PREDICTION OF PATIENTS’ HOSPITAL STAY DURATION

Healthcare organizations are under increasing pressure to improve patient care outcomes and achieve better care. While this situation represents a challenge, it also offers organizations an opportunity to dramatically improve the quality of care by leveraging more value and insights from their data. The project aims to predict the length of hospital stay for patients at the time of admission. By leveraging health records, the project seeks to enhance hospital resource management, optimize operations, reduce costs & improve patient care. Using various data mining & ML techniques, multiple factors like age, severity of illness etc. are analyzed. Random Forest Classifier demonstrated the highest performance with 99% accuracy, 98% precision, and a 99% F1 score. So, the above-mentioned classifier is recommended for predicting hospital stay duration due to its superior accuracy and performance. Implementing this model can significantly enhance hospital resource management and patient care.

HUMAN ACTIVITY MONITORING

This project involves analyzing time series data from accelerometers to monitor human activity. The data includes activities such as walking, running, climbing up, and climbing down for 15 subjects. In this project, we successfully conduct comprehensive Time Series analysis and transform accelerometer time series data into complex networks using NVG and HVG and conduct in-depth analysis of metrics to reveal structural differences in the data. We also conduct extensive analysis of permutation entropy and complexity across various parameters, and explore the impact of these parameters, providing detailed insights into the data’s randomness and complexity. And data visualization including creating scatter plots is also done, to clearly illustrate relationships between metrics, highlighting patterns and trends associated with different activities.

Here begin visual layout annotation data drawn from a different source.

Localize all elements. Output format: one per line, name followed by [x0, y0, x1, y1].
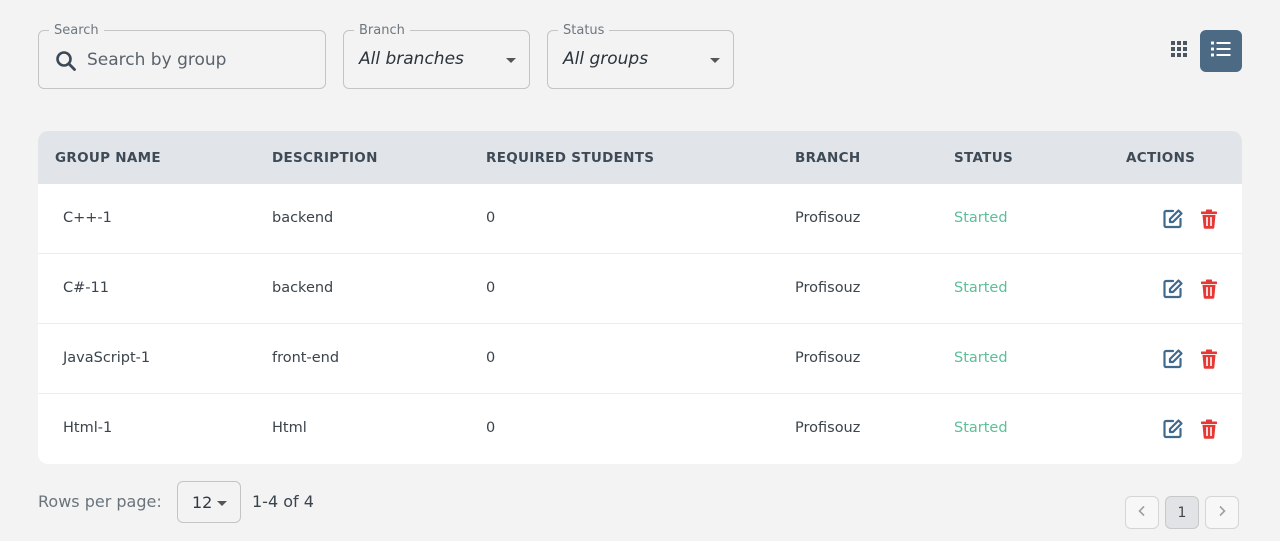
- cell-group-name: C++-1: [63, 210, 112, 226]
- header-branch: BRANCH: [795, 150, 861, 166]
- cell-required-students: 0: [486, 420, 496, 436]
- cell-description: front-end: [272, 350, 340, 366]
- delete-icon[interactable]: [1198, 278, 1220, 300]
- status-badge: Started: [954, 350, 1008, 366]
- grid-view-button[interactable]: [1162, 34, 1196, 68]
- cell-group-name: JavaScript-1: [63, 350, 151, 366]
- chevron-down-icon: [710, 58, 720, 63]
- list-icon: [1210, 40, 1232, 62]
- status-badge: Started: [954, 420, 1008, 436]
- header-status: STATUS: [954, 150, 1013, 166]
- chevron-down-icon: [217, 501, 227, 506]
- delete-icon[interactable]: [1198, 208, 1220, 230]
- delete-icon[interactable]: [1198, 418, 1220, 440]
- status-select[interactable]: Status All groups: [547, 23, 734, 89]
- chevron-right-icon: [1217, 505, 1227, 521]
- list-view-button[interactable]: [1200, 30, 1242, 72]
- cell-description: backend: [272, 280, 334, 296]
- cell-group-name: C#-11: [63, 280, 109, 296]
- page-button[interactable]: 1: [1165, 496, 1199, 529]
- edit-icon[interactable]: [1162, 278, 1184, 300]
- cell-description: Html: [272, 420, 307, 436]
- cell-required-students: 0: [486, 350, 496, 366]
- header-required-students: REQUIRED STUDENTS: [486, 150, 655, 166]
- pagination-range: 1-4 of 4: [252, 492, 314, 511]
- table-row: C++-1 backend 0 Profisouz Started: [38, 184, 1242, 254]
- groups-table: GROUP NAME DESCRIPTION REQUIRED STUDENTS…: [38, 131, 1242, 464]
- table-row: JavaScript-1 front-end 0 Profisouz Start…: [38, 324, 1242, 394]
- cell-branch: Profisouz: [795, 210, 861, 226]
- grid-icon: [1170, 40, 1188, 62]
- cell-group-name: Html-1: [63, 420, 113, 436]
- rows-per-page-value: 12: [192, 493, 213, 512]
- rows-per-page-label: Rows per page:: [38, 492, 162, 511]
- cell-required-students: 0: [486, 210, 496, 226]
- cell-branch: Profisouz: [795, 280, 861, 296]
- cell-branch: Profisouz: [795, 350, 861, 366]
- branch-label: Branch: [354, 23, 410, 38]
- delete-icon[interactable]: [1198, 348, 1220, 370]
- header-description: DESCRIPTION: [272, 150, 378, 166]
- branch-select[interactable]: Branch All branches: [343, 23, 530, 89]
- table-header: GROUP NAME DESCRIPTION REQUIRED STUDENTS…: [38, 131, 1242, 184]
- cell-description: backend: [272, 210, 334, 226]
- table-row: Html-1 Html 0 Profisouz Started: [38, 394, 1242, 464]
- search-icon: [54, 49, 78, 73]
- next-page-button[interactable]: [1205, 496, 1239, 529]
- chevron-down-icon: [506, 58, 516, 63]
- edit-icon[interactable]: [1162, 208, 1184, 230]
- edit-icon[interactable]: [1162, 348, 1184, 370]
- previous-page-button[interactable]: [1125, 496, 1159, 529]
- header-group-name: GROUP NAME: [55, 150, 161, 166]
- table-row: C#-11 backend 0 Profisouz Started: [38, 254, 1242, 324]
- edit-icon[interactable]: [1162, 418, 1184, 440]
- status-value: All groups: [563, 49, 649, 69]
- status-badge: Started: [954, 210, 1008, 226]
- search-label: Search: [49, 23, 104, 38]
- search-input[interactable]: [87, 48, 312, 72]
- cell-required-students: 0: [486, 280, 496, 296]
- search-field[interactable]: Search: [38, 23, 326, 89]
- header-actions: ACTIONS: [1126, 150, 1196, 166]
- chevron-left-icon: [1137, 505, 1147, 521]
- branch-value: All branches: [359, 49, 464, 69]
- cell-branch: Profisouz: [795, 420, 861, 436]
- status-badge: Started: [954, 280, 1008, 296]
- page-number: 1: [1177, 504, 1187, 521]
- status-label: Status: [558, 23, 610, 38]
- rows-per-page-select[interactable]: 12: [177, 481, 241, 523]
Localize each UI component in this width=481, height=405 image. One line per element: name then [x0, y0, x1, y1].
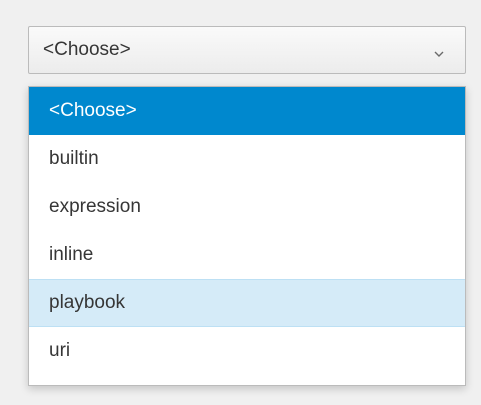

DVD DATABASE AND DATA WAREHOUSE

The problem at hand involves efficiently managing and extracting valuable insights from a DVD rental database to address various business needs and challenges. This project involves designing and implementing a DVD rental database and data warehouse to manage and organize various aspects of a DVD rental business. The project involves successful integration of the DVD Rental Database into Talend, with data loaded from PostgreSQL. Other steps are also included like creating a data warehouse and performing the analysis using Tableau. The implemented ETL pipelines have significantly enhanced data processing efficiency, streamlining the flow of information throughout the system. The project’s architecture is designed with scalability in mind, allowing for future expansion and adaptation to accommodate growing data volumes and evolving business needs.

KEYWORD NETWORK & WORD FREQUENCY ANALYSIS

The primary aim of this project is to extract meaningful insights by transforming data into structured formats and applying various analytical techniques. Objective of the Keyword Network Analysis task is to extract and transform keyword data into a weighted network and analyze its structure by computing and visualizing node degree and strength. Objective of the Twitter Data Analysis task is to analyze word frequencies in Elon Musk’s tweets and apply network and statistical analyses, demonstrating the distribution, ranking of word frequencies, and illustrating the connections between frequently co-occurring words.